Mon compagnon vient de repartir pour la semaine. Après quelques jours passés ensemble, et avec nos amis, je dois dire que j’ai un peu de peine à me retrouver seul à la maison, je ressens un petite pointe d’angoisse qui devrait disparaître demain matin. Cette solitude physique en semaine me pèse parfois, alors que seul je ne le suis pourtant pas et que dans l'appartement tout me rappelle sa présence et son amour.
L’air de rien, je fais déjà partie des anciens parmi ceux qui prennent des trithérapies, arrivées en 1996… Et donc je fais aussi partie de ceux qui ont eu à souffrir des effets secondaires les plus lourds, surtout les lipoatrophies, qui sont très invalidantes. Ce traitement me pèse, non pas par la prise des médicaments en elle-même, que je respecte très bien, mais par les effets toxiques que ces médicaments ont sur mon organisme, ainsi que par la simple présence du virus qui affaiblit et fatigue beaucoup. Le temps passe et je me sens vieillir physiquement plus vite que la normale, alors que dans ma tête je me sens jeune. Pas facile à gérer, cet écartèlement entre le corps et le mental. Je voudrais être à fond, mais mon corps refuse.
Il faut quand même que tu saches, que vous sachiez, pourquoi je vis très mal ton silence et ton rejet : parce que je suis porteur du virus du sida, que je n’en guérirai probablement jamais, et que cela me renvoie tous les jours à ma propre mort ; et que j’ai l’impression, par ton attitude, d’être déjà mort, puisque tu me donnes l’impression de ne plus exister à tes yeux…

Ce doctorat que j’ai entrepris, je ne le supporte vraiment plus ces temps-ci… Je crois que cet après-midi, pendant ma séance avec ma psy, j’ai compris pourquoi : parce que cette foutue thèse est au confluent de mon passé et de mon avenir professionnels, qui tous les deux me font souffrir. Je l’ai entreprise parce que j’étais en congé de maladie, ne pouvant plus exercer mon métier normalement, et que j’avais besoin d’un dérivatif pour ne pas couler. Je l’ai entreprise aussi parce que j’envisageais de reprendre mon métier comme maitre de conférences en université. Or, je doute fort actuellement d’une part de décrocher un poste – ce qui est de plus en plus difficile dans ma discipline – et si par chance j’en décroche un, je doute fort surtout de ne pas avoir la santé, l’énergie pour en assurer la charge de travail. Et comme j’ai envie de bien faire mon métier, je ne souhaite pas être un enseignant au rabais.

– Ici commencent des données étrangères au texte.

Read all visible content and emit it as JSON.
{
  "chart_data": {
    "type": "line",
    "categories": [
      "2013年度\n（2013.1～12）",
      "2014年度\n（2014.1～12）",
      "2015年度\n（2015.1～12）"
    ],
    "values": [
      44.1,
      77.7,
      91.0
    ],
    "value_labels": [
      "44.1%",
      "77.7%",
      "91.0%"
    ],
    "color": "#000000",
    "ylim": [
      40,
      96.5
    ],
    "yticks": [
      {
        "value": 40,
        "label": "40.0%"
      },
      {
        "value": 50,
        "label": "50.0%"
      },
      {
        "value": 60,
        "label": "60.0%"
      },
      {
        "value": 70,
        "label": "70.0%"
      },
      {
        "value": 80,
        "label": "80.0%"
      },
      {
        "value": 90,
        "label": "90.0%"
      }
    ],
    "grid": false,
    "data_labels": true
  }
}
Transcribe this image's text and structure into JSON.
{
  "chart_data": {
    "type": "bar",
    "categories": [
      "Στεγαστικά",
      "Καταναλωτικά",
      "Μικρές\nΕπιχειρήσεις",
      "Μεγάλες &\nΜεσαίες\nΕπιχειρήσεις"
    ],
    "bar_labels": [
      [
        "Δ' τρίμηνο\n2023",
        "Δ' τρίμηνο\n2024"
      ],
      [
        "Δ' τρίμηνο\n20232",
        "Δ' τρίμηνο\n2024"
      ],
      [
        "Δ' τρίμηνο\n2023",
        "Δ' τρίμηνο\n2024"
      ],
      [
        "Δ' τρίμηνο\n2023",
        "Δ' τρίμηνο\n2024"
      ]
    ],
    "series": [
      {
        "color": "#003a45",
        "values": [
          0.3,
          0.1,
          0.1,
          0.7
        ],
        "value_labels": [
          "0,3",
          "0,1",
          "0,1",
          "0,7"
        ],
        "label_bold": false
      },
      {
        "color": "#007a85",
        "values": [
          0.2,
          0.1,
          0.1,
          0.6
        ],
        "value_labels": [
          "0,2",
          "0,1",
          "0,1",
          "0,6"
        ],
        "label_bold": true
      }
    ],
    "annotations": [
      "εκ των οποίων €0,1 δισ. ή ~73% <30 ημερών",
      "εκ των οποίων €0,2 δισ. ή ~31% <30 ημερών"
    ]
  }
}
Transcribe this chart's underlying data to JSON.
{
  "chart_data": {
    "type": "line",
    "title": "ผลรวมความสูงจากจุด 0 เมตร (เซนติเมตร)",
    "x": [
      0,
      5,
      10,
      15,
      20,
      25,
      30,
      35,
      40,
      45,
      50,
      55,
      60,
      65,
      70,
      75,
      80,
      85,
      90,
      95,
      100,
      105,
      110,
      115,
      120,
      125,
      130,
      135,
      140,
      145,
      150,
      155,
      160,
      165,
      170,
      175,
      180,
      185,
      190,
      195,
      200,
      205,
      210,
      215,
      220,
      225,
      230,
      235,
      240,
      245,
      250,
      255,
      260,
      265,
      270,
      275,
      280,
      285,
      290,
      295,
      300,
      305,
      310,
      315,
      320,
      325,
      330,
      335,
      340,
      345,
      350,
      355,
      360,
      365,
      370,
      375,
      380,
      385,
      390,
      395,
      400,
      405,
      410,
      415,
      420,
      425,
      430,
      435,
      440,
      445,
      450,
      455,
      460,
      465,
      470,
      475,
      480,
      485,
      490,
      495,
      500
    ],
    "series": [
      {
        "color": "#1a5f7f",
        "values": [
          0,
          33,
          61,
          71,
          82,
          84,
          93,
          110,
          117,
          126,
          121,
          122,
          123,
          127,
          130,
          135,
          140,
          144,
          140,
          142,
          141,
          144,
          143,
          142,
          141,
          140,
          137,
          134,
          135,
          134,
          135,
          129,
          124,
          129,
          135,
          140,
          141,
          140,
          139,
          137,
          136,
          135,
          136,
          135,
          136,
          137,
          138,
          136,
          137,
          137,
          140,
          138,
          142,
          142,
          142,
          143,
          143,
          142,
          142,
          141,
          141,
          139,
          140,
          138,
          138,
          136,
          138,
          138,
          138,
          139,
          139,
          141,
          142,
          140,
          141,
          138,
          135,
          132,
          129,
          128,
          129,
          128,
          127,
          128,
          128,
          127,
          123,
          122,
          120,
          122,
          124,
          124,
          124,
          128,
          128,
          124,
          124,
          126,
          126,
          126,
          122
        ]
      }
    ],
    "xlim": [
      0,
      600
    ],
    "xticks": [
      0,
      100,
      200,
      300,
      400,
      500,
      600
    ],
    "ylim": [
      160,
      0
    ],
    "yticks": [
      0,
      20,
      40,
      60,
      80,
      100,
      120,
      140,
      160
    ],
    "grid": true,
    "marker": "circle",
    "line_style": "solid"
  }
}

Ce matin, il pleut, il fait gris. C'est pas très motivant ! Face à l’angoisse, à la douleur physique et au stress que le document Word du Chapitre 1 de la Partie III de ma thèse a vraiment fait naitre en moi, ce qui n’est peut-être que la peur de me retrouver face à moi-même, et comme je n’ai pas encore reçu de nouvelles copies à corriger, je me suis réfugié dans une belle stratégie d’évitement… lavage du linge sale et pliage du linge lavé ! Puis je suis allé me faire un petit plaisir chez Jules où je me suis acheté quelques fringues…
On a beau être en 2008, il est toujours aussi difficile socialement d’être atteint d’une maladie de longue durée, que ce soit être atteint du virus du sida ou bien d’un cancer ou de toute autre maladie grave et souvent invalidante.